- Introduction
- Donner une partie de ses biens de son vivant
- Rédiger un testament
- Transmettre un capital avec l’assurance-vie
Transmission de patrimoine
Transmettre un capital avec l’assurance-vie
La rédaction de la clause bénéficiaire
Vous pouvez utiliser la clause bénéficiaire type préimprimée sur votre contrat, en cochant la case prévue à cet effet. Celle-ci prévoit généralement que le capital sera versé « à votre conjoint, à défaut à vos enfants, nés ou à naître, vivants ou représentés, à défaut aux héritiers ».

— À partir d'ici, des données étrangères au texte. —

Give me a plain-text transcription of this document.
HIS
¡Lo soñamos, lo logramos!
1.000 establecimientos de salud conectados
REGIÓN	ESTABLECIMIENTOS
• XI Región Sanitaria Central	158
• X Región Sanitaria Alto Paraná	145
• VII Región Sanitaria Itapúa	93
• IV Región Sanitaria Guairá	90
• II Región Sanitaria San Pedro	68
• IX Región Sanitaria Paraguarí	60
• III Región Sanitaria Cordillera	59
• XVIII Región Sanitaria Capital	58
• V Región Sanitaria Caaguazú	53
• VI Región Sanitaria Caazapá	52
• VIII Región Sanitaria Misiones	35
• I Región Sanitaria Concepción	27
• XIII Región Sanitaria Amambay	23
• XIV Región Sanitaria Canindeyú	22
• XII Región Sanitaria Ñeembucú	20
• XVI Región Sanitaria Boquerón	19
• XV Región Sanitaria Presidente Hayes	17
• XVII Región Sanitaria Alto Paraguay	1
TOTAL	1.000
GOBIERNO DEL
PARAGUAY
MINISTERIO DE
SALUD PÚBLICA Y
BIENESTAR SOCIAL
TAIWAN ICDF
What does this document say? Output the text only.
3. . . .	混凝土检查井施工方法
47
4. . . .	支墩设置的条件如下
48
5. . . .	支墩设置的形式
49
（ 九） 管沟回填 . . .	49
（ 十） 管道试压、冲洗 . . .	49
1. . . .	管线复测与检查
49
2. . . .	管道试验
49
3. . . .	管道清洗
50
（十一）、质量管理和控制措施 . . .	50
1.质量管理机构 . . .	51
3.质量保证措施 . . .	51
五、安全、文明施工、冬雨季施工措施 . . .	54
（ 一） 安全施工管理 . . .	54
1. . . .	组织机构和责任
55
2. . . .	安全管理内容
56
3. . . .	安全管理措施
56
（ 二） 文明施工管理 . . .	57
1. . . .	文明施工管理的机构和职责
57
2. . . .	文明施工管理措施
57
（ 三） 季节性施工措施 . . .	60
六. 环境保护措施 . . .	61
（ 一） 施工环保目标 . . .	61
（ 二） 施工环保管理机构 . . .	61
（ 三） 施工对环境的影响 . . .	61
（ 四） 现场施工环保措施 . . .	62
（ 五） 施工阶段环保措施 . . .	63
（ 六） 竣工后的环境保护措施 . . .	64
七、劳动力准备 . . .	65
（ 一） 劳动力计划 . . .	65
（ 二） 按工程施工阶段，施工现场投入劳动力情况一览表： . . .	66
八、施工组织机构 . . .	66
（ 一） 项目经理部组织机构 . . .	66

Mais si elle ne correspond pas à vos souhaits (par exemple, si vous voulez désigner votre partenaire de Pacs comme bénéficiaire), vous devrez alors la rédiger vous-même, soit sur le contrat lui-même, soit dans un testament que vous prendrez soin de déposer chez votre notaire.
Dans les deux cas, vous devrez accorder le plus grand soin à sa rédaction : chaque mot compte.
- Pour désigner votre conjoint : vous pouvez le désigner par son nom ou indiquer : « mon conjoint non séparé de corps, ni divorcé ». Avec cette formule, le capital sera versé à votre conjoint au jour du décès et non à la personne avec laquelle vous étiez marié lors de la souscription du contrat, si entre-temps vous avez divorcé et vous êtes remarié – ce qui vous évite d’avoir à modifier le bénéficiaire. Si vous ne vous êtes pas remarié et avez oublié de modifier la clause bénéficiaire, le bénéfice de votre contrat ira aux bénéficiaires de second rang. Mais si vous n’aviez pas pris soin d’en désigner, les capitaux versés par l’assureur « tomberont » dans votre succession.
- Pour désigner votre partenaire de Pacs ou concubin : n’inscrivez pas « mon conjoint » car seules les personnes mariées ont cette qualité d’un point de vue juridique. Le mieux est de le désigner directement par son nom.
- Pour désigner vos enfants : le mieux est d’adopter la formule suivante : « mes enfants, nés ou à naître, vivants ou représentés ». Cela vous permet de ne pas avoir à modifier la clause bénéficiaire de votre contrat à la naissance de chaque enfant, si vous êtes encore en âge d’avoir des enfants, et de permettre à vos petits-enfants, si un de vos enfants décède avant vous de recevoir sa part. À défaut, si vous écrivez par exemple, « mes deux enfants, par parts égales », si l’un d’eux décède avant vous, ses enfants ne recevront rien : la totalité du capital sera versé à celui de vos enfants encore en vie.
- Dans tous les cas, quel que soit le ou les bénéficiaires désignés, vous aurez intérêt à terminer la rédaction de la clause bénéficiaire par la mention suivante : « à défaut, mes héritiers ». Si les bénéficiaires désignés en premier lieu renoncent au capital ou s’ils sont décédés avant vous, le capital sera versé à vos héritiers avec les règles fiscales de l’assurance-vie. À défaut, il leur reviendra quand même mais supportera les droits de succession dans les conditions normales.